Kickaha emise una risatina soffocata, e continuò a salire. Wolff lo seguì, dopo avere abbassato lo sguardo per assicurarsi che il giudeo li stesse seguendo sano e salvo. Kickaha si fermò e disse:

«Qui c’è una finestra, ma è sbarrata. Non credo ci sia nessuno dentro. È buio.»

Kickaha continuò a salire. Wolff passò davanti alla finestra, e si fermò a guardare. Era buio come in un pozzo senza fondo. Infilò la mano tra le sbarre, e andò a tentoni, finché non trovò una candela. Sollevandola con cautela, in modo che potesse uscire dalla sua custodia, la fece passare attraverso le sbarre. Con un braccio stretto intorno a una sbarra d’acciaio, rimase sospeso mentre con l’altra mano cercava un fiammifero nella sacca che portava alla cintura.

Dall’alto giunse la voce di Kickaha:

«Che stai facendo?»

Wolff glielo disse, e Kickaha rispose:

«Ho chiamato per due volte Chryseis; non c’è nessuno lì dentro. Smettila di perdere tempo.»

«Voglio essere sicuro.»

«Sei troppo minuzioso; presti troppa attenzione ai particolari. Devi dare dei colpi molto forti, se vuoi buttare giù un albero. Vieni.»

Senza rispondergli, Wolff accese il fiammifero. Si accese e si spense quasi, per il vento, ma lui riuscì a infilarlo tra le sbarre con sufficiente rapidità. La luce mostrò una stanza vuota di occupanti.

«Sei soddisfatto?» disse la voce di Kickaha, più debole, perché stava continuando a salire. «Abbiamo un’altra possibilità, la bertesca. Se non c’è nessuno… Comunque, non so come… ugh!»
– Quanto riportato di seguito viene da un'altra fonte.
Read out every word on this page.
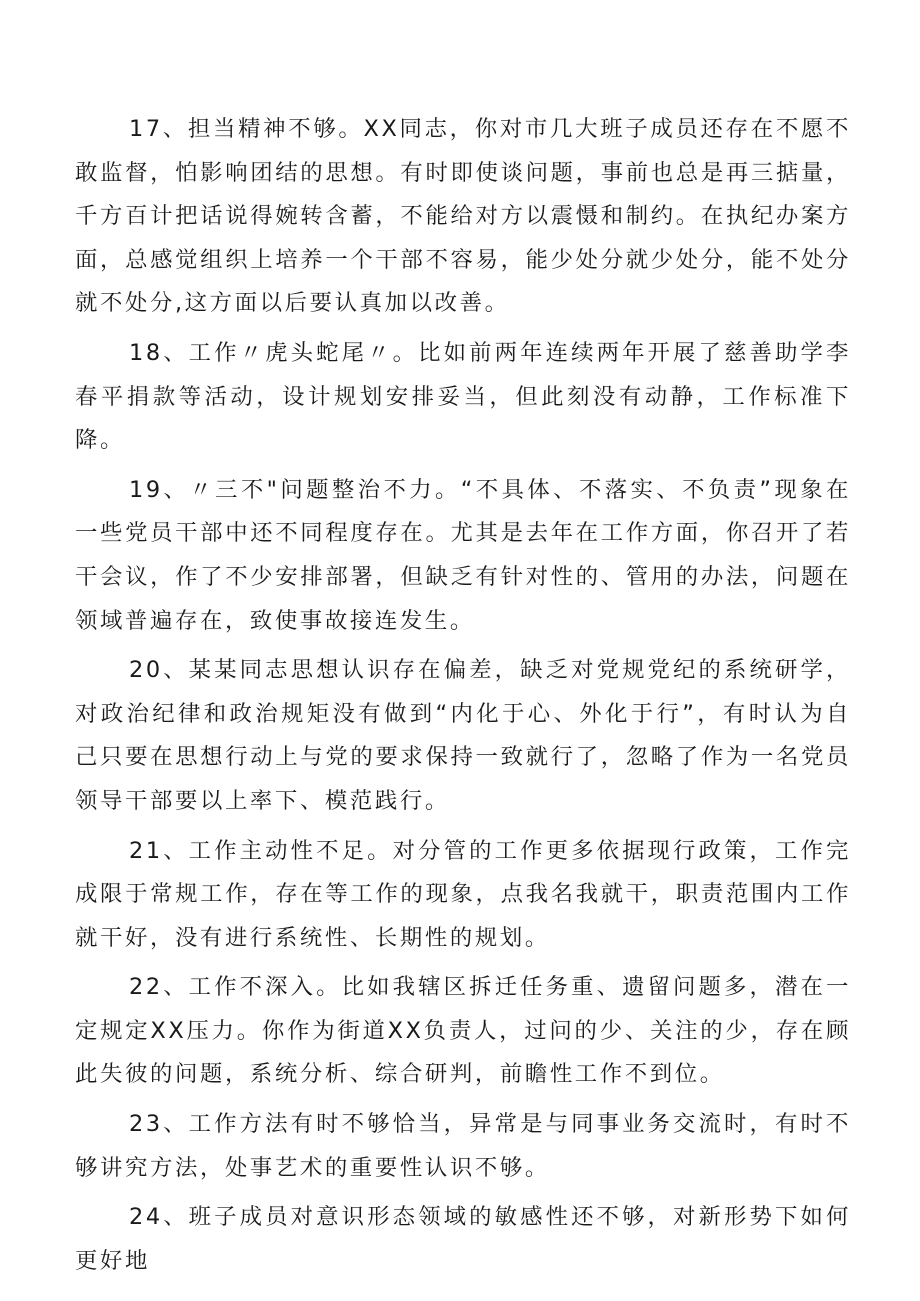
17、担当精神不够。XX同志，你对市几大班子成员还存在不愿不敢监督，怕影响团结的思想。有时即使谈问题，事前也总是再三掂量，千方百计把话说得婉转含蓄，不能给对方以震慑和制约。在执纪办案方面，总感觉组织上培养一个干部不容易，能少处分就少处分，能不处分就不处分,这方面以后要认真加以改善。

18、工作〃虎头蛇尾〃。比如前两年连续两年开展了慈善助学李春平捐款等活动，设计规划安排妥当，但此刻没有动静，工作标准下降。

19、〃三不"问题整治不力。“不具体、不落实、不负责”现象在一些党员干部中还不同程度存在。尤其是去年在工作方面，你召开了若干会议，作了不少安排部署，但缺乏有针对性的、管用的办法，问题在领域普遍存在，致使事故接连发生。

20、某某同志思想认识存在偏差，缺乏对党规党纪的系统研学，对政治纪律和政治规矩没有做到“内化于心、外化于行”，有时认为自己只要在思想行动上与党的要求保持一致就行了，忽略了作为一名党员领导干部要以上率下、模范践行。

21、工作主动性不足。对分管的工作更多依据现行政策，工作完成限于常规工作，存在等工作的现象，点我名我就干，职责范围内工作就干好，没有进行系统性、长期性的规划。

22、工作不深入。比如我辖区拆迁任务重、遗留问题多，潜在一定规定XX压力。你作为街道XX负责人，过问的少、关注的少，存在顾此失彼的问题，系统分析、综合研判，前瞻性工作不到位。

23、工作方法有时不够恰当，异常是与同事业务交流时，有时不够讲究方法，处事艺术的重要性认识不够。

24、班子成员对意识形态领域的敏感性还不够，对新形势下如何更好地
Più tardi, Wolff fu lieto di essere stato tanto riluttante a rinunciare alla speranza che Chryseis si trovasse in quella stanza. Aveva lasciato bruciare il fiammifero, fin quasi a scottarsi le dita, e solo allora lo aveva lasciato cadere. Immediatamente dopo, e dopo l’esclamazione soffocata di Kickaha, fu colpito da un corpo che cadeva. Il colpo per poco non gli staccò il braccio. Emise un grugnito che faceva il paio con quello che veniva dall’alto, e rimase appeso al sostegno con una sola mano. Kickaha rimase attaccato a lui per diversi secondi, rabbrividì, poi sospirò profondamente e riprese a salire. Nessuno disse una parola sull’episodio, ma se non fosse stato per la cocciutaggine di Wolff, la caduta di Kickaha avrebbe fatto perdere l’equilibrio a Wolff, che si sarebbe trovato in posizione precaria su un grondone, e forse anche il funem Laksfalk sarebbe stato coinvolto nella caduta, perché si trovava proprio sotto Wolff.